Perintis lainnya, termasuk LRT Sumatra Selatan dan juga KA Makassar Parepare di Sulawesi Selatan.
Sejarah Perkeretaapian Aceh
Perkeretaapian di Aceh dimulai tahun 1876 oleh pemerintah kolonial Belanda. Awalnya, jalur kereta api ini dibangun untuk tujuan militer, yaitu untuk mempermudah pergerakan pasukan dan logistik dalam Perang Aceh, seperti mengangkut pasukan, senjata, dan logistik perang.
Jalur pertama yang dibangun adalah dari Pelabuhan Ulee Lheue ke Kutaraja (Banda Aceh) sepanjang 5 kilometer (km).
Pembangunan terus dilakukan hingga jalur kereta api di Aceh berhasil mencapai panjang total 502 km, menghubungkan kawasan – kawasan penting, antara lain Ulee Lheue – Banda Aceh – Sigli – Lhokseumawe – Langsa – Pangkalan Susu (di Sumatra Utara).
Seiring waktu, jalur ini terus diperpanjang dan dikelola oleh perusahaan bernama Atjeh Tram (AT) yang kemudian menjadi Atjeh Staatsspoorwegen (ASS).
Jalur ini membentang hingga ke Besitang di Sumatra Utara tahun 1919.
Meskipun awalnya dibangun untuk militer, kereta api kemudian juga dimanfaatkan untuk angkutan umum dan ekonomi, seperti mengangkut penumpang, serta hasil bumi, memfasilitasi perdagangan, dan memperkenalkan transportasi modern kepada masyarakat.
Setelah kemerdekaan, operasional kereta api di Aceh diambil alih oleh pemerintah Indonesia. Namun, seiring dengan berbagai faktor, seperti bencana alam (banjir bandang yang merusak jembatan rel pada tahun 1976).
Terjadi kerugian finansial, dan semakin baiknya akses jalan raya, operasional kereta api di Aceh semakin menurun.
Pada tahun 1982, operasional kereta api di Aceh secara resmi dihentikan. Banyak rel dan aset perkeretaapian dibongkar atau terbengkalai.
Jalur kereta api di Aceh terus mengalami kerugian finansial. Puncaknya, pada tahun 1976, jembatan rel di atas Sungai Bengga, Pidie, rusak parah akibat banjir bandang dan tidak pernah diperbaiki.
Kerusakan ini dianggap sebagai awal dari berakhirnya era kereta api di Aceh.

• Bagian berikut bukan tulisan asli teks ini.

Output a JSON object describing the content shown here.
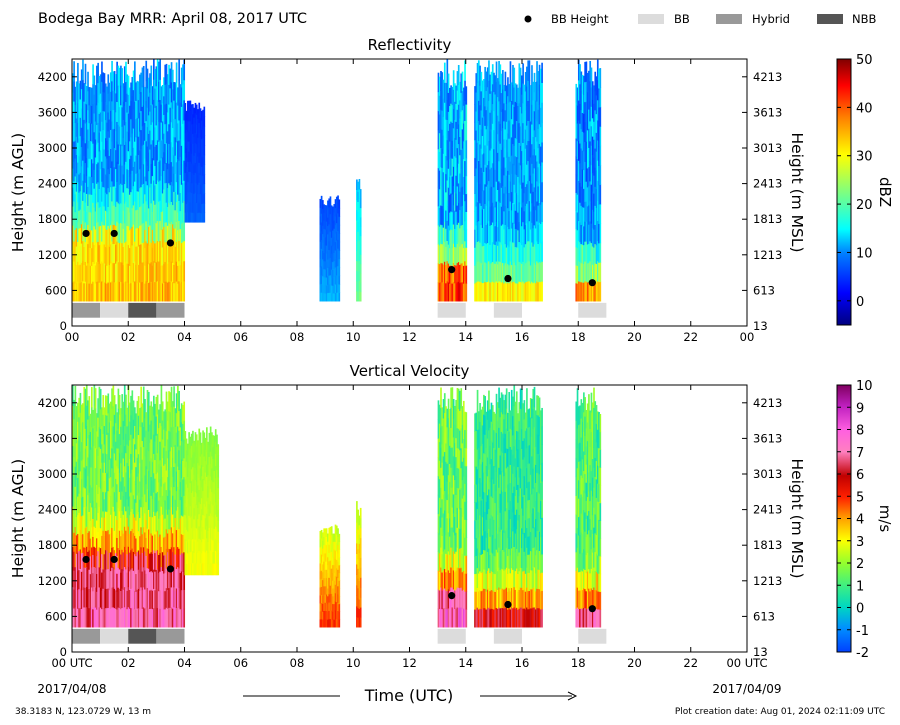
{
  "page": {
    "header_title": "Bodega Bay MRR:  April 08, 2017 UTC",
    "legend": [
      {
        "label": "BB Height",
        "kind": "dot",
        "color": "#000000"
      },
      {
        "label": "BB",
        "kind": "box",
        "color": "#dcdcdc"
      },
      {
        "label": "Hybrid",
        "kind": "box",
        "color": "#999999"
      },
      {
        "label": "NBB",
        "kind": "box",
        "color": "#555555"
      }
    ],
    "x_axis_title": "Time (UTC)",
    "start_date": "2017/04/08",
    "end_date": "2017/04/09",
    "location": "38.3183 N, 123.0729 W, 13 m",
    "creation": "Plot creation date: Aug 01, 2024 02:11:09 UTC"
  },
  "chart_data": [
    {
      "type": "heatmap",
      "title": "Reflectivity",
      "ylabel": "Height (m AGL)",
      "ylabel_right": "Height (m MSL)",
      "colorbar_label": "dBZ",
      "colorbar_ticks": [
        "50",
        "40",
        "30",
        "20",
        "10",
        "0"
      ],
      "colorbar_range": [
        -5,
        50
      ],
      "x_ticks": [
        "00",
        "02",
        "04",
        "06",
        "08",
        "10",
        "12",
        "14",
        "16",
        "18",
        "20",
        "22",
        "00"
      ],
      "xlim": [
        0,
        24
      ],
      "ylim": [
        0,
        4500
      ],
      "y_ticks": [
        "0",
        "600",
        "1200",
        "1800",
        "2400",
        "3000",
        "3600",
        "4200"
      ],
      "y_ticks_right": [
        "13",
        "613",
        "1213",
        "1813",
        "2413",
        "3013",
        "3613",
        "4213"
      ],
      "bb_height": [
        {
          "t": 0.5,
          "h": 1560
        },
        {
          "t": 1.5,
          "h": 1560
        },
        {
          "t": 3.5,
          "h": 1400
        },
        {
          "t": 13.5,
          "h": 950
        },
        {
          "t": 15.5,
          "h": 800
        },
        {
          "t": 18.5,
          "h": 730
        }
      ],
      "bb_classification": [
        {
          "start": 0,
          "end": 1,
          "class": "Hybrid"
        },
        {
          "start": 1,
          "end": 2,
          "class": "BB"
        },
        {
          "start": 2,
          "end": 3,
          "class": "NBB"
        },
        {
          "start": 3,
          "end": 4,
          "class": "Hybrid"
        },
        {
          "start": 13,
          "end": 14,
          "class": "BB"
        },
        {
          "start": 15,
          "end": 16,
          "class": "BB"
        },
        {
          "start": 18,
          "end": 19,
          "class": "BB"
        }
      ],
      "echo_segments": [
        {
          "start": 0.0,
          "end": 4.0,
          "top": 4500,
          "bottom": 420,
          "peak": 34,
          "base": 11,
          "bb": 1560
        },
        {
          "start": 4.0,
          "end": 4.7,
          "top": 3800,
          "bottom": 1750,
          "peak": 8,
          "base": 4,
          "bb": 0
        },
        {
          "start": 8.8,
          "end": 9.5,
          "top": 2200,
          "bottom": 420,
          "peak": 12,
          "base": 6,
          "bb": 0
        },
        {
          "start": 10.1,
          "end": 10.25,
          "top": 2550,
          "bottom": 420,
          "peak": 22,
          "base": 12,
          "bb": 0
        },
        {
          "start": 13.0,
          "end": 14.0,
          "top": 4500,
          "bottom": 420,
          "peak": 42,
          "base": 12,
          "bb": 950
        },
        {
          "start": 14.3,
          "end": 16.7,
          "top": 4500,
          "bottom": 420,
          "peak": 32,
          "base": 11,
          "bb": 800
        },
        {
          "start": 17.9,
          "end": 18.8,
          "top": 4500,
          "bottom": 420,
          "peak": 38,
          "base": 10,
          "bb": 730
        }
      ]
    },
    {
      "type": "heatmap",
      "title": "Vertical Velocity",
      "ylabel": "Height (m AGL)",
      "ylabel_right": "Height (m MSL)",
      "colorbar_label": "m/s",
      "colorbar_ticks": [
        "10",
        "9",
        "8",
        "7",
        "6",
        "5",
        "4",
        "3",
        "2",
        "1",
        "0",
        "-1",
        "-2"
      ],
      "colorbar_range": [
        -2,
        10
      ],
      "x_ticks": [
        "00 UTC",
        "02",
        "04",
        "06",
        "08",
        "10",
        "12",
        "14",
        "16",
        "18",
        "20",
        "22",
        "00 UTC"
      ],
      "xlim": [
        0,
        24
      ],
      "ylim": [
        0,
        4500
      ],
      "y_ticks": [
        "0",
        "600",
        "1200",
        "1800",
        "2400",
        "3000",
        "3600",
        "4200"
      ],
      "y_ticks_right": [
        "13",
        "613",
        "1213",
        "1813",
        "2413",
        "3013",
        "3613",
        "4213"
      ],
      "bb_height": [
        {
          "t": 0.5,
          "h": 1560
        },
        {
          "t": 1.5,
          "h": 1560
        },
        {
          "t": 3.5,
          "h": 1400
        },
        {
          "t": 13.5,
          "h": 950
        },
        {
          "t": 15.5,
          "h": 800
        },
        {
          "t": 18.5,
          "h": 730
        }
      ],
      "bb_classification": [
        {
          "start": 0,
          "end": 1,
          "class": "Hybrid"
        },
        {
          "start": 1,
          "end": 2,
          "class": "BB"
        },
        {
          "start": 2,
          "end": 3,
          "class": "NBB"
        },
        {
          "start": 3,
          "end": 4,
          "class": "Hybrid"
        },
        {
          "start": 13,
          "end": 14,
          "class": "BB"
        },
        {
          "start": 15,
          "end": 16,
          "class": "BB"
        },
        {
          "start": 18,
          "end": 19,
          "class": "BB"
        }
      ],
      "echo_segments": [
        {
          "start": 0.0,
          "end": 4.0,
          "top": 4500,
          "bottom": 420,
          "peak": 7,
          "base": 1.6,
          "bb": 1560
        },
        {
          "start": 4.0,
          "end": 5.2,
          "top": 3800,
          "bottom": 1300,
          "peak": 3,
          "base": 1.8,
          "bb": 0
        },
        {
          "start": 8.8,
          "end": 9.5,
          "top": 2200,
          "bottom": 420,
          "peak": 5,
          "base": 2.5,
          "bb": 0
        },
        {
          "start": 10.1,
          "end": 10.25,
          "top": 2550,
          "bottom": 420,
          "peak": 5,
          "base": 2.5,
          "bb": 0
        },
        {
          "start": 13.0,
          "end": 14.0,
          "top": 4500,
          "bottom": 420,
          "peak": 7.5,
          "base": 1.5,
          "bb": 950
        },
        {
          "start": 14.3,
          "end": 16.7,
          "top": 4500,
          "bottom": 420,
          "peak": 6,
          "base": 0.8,
          "bb": 800
        },
        {
          "start": 17.9,
          "end": 18.8,
          "top": 4500,
          "bottom": 420,
          "peak": 7,
          "base": 1.2,
          "bb": 730
        }
      ]
    }
  ]
}
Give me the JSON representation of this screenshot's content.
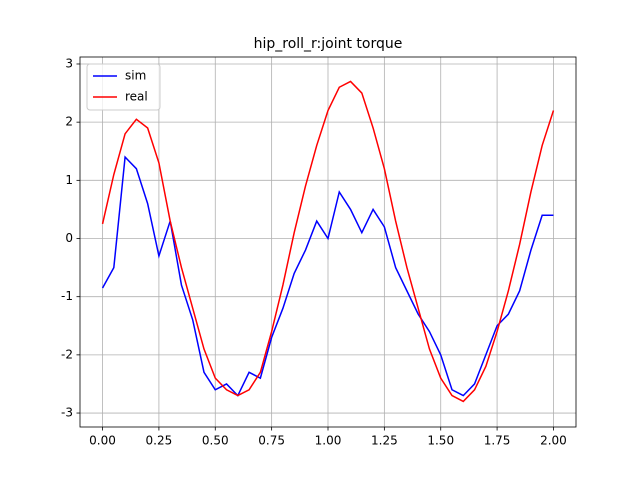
{
  "chart_data": {
    "type": "line",
    "title": "hip_roll_r:joint torque",
    "x": [
      0,
      0.05,
      0.1,
      0.15,
      0.2,
      0.25,
      0.3,
      0.35,
      0.4,
      0.45,
      0.5,
      0.55,
      0.6,
      0.65,
      0.7,
      0.75,
      0.8,
      0.85,
      0.9,
      0.95,
      1.0,
      1.05,
      1.1,
      1.15,
      1.2,
      1.25,
      1.3,
      1.35,
      1.4,
      1.45,
      1.5,
      1.55,
      1.6,
      1.65,
      1.7,
      1.75,
      1.8,
      1.85,
      1.9,
      1.95,
      2.0
    ],
    "series": [
      {
        "name": "sim",
        "color": "#0000ff",
        "values": [
          -0.85,
          -0.5,
          1.4,
          1.2,
          0.6,
          -0.3,
          0.3,
          -0.8,
          -1.4,
          -2.3,
          -2.6,
          -2.5,
          -2.7,
          -2.3,
          -2.4,
          -1.7,
          -1.2,
          -0.6,
          -0.2,
          0.3,
          0.0,
          0.8,
          0.5,
          0.1,
          0.5,
          0.2,
          -0.5,
          -0.9,
          -1.3,
          -1.6,
          -2.0,
          -2.6,
          -2.7,
          -2.5,
          -2.0,
          -1.5,
          -1.3,
          -0.9,
          -0.2,
          0.4,
          0.4
        ]
      },
      {
        "name": "real",
        "color": "#ff0000",
        "values": [
          0.25,
          1.1,
          1.8,
          2.05,
          1.9,
          1.3,
          0.3,
          -0.5,
          -1.2,
          -1.9,
          -2.4,
          -2.6,
          -2.7,
          -2.6,
          -2.3,
          -1.6,
          -0.8,
          0.1,
          0.9,
          1.6,
          2.2,
          2.6,
          2.7,
          2.5,
          1.9,
          1.2,
          0.3,
          -0.5,
          -1.2,
          -1.9,
          -2.4,
          -2.7,
          -2.8,
          -2.6,
          -2.2,
          -1.6,
          -0.9,
          -0.1,
          0.8,
          1.6,
          2.2
        ]
      }
    ],
    "xlim": [
      -0.1,
      2.1
    ],
    "ylim": [
      -3.24,
      3.12
    ],
    "xticks": [
      {
        "value": 0,
        "label": "0.00"
      },
      {
        "value": 0.25,
        "label": "0.25"
      },
      {
        "value": 0.5,
        "label": "0.50"
      },
      {
        "value": 0.75,
        "label": "0.75"
      },
      {
        "value": 1.0,
        "label": "1.00"
      },
      {
        "value": 1.25,
        "label": "1.25"
      },
      {
        "value": 1.5,
        "label": "1.50"
      },
      {
        "value": 1.75,
        "label": "1.75"
      },
      {
        "value": 2.0,
        "label": "2.00"
      }
    ],
    "yticks": [
      -3,
      -2,
      -1,
      0,
      1,
      2,
      3
    ],
    "grid": true,
    "legend": "upper-left"
  }
}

Seiring dengan semakin baiknya infrastruktur jalan raya dan maraknya penggunaan kendaraan pribadi, masyarakat beralih dari kereta api ke transportasi darat lainnya yang dianggap lebih fleksibel.
Reaktivasi dengan KA Perintis
Jalur kereta api Lhokseumawe – Bireuen membentang sepanjang kira – kira 46,35 km. Bagian yang unik dari jalur ini adalah penggunaan lebar rel 1.435 mm, menjadikannya yang pertama di Indonesia setelah kemerdekaan.
Saat ini, segmen sepanjang 21,45 km (Krueng Geukueh – Kutablang) sudah beroperasi. Ke depannya, akan diaktifkan jalur sepanjang 8 km dari Stasiun Krueng Geukueh ke Stasiun Muara Satu, dengan rencana pengembangan lebih lanjut sekitar 17 km menuju Stasiun Matang dan Stasiun Bireuen.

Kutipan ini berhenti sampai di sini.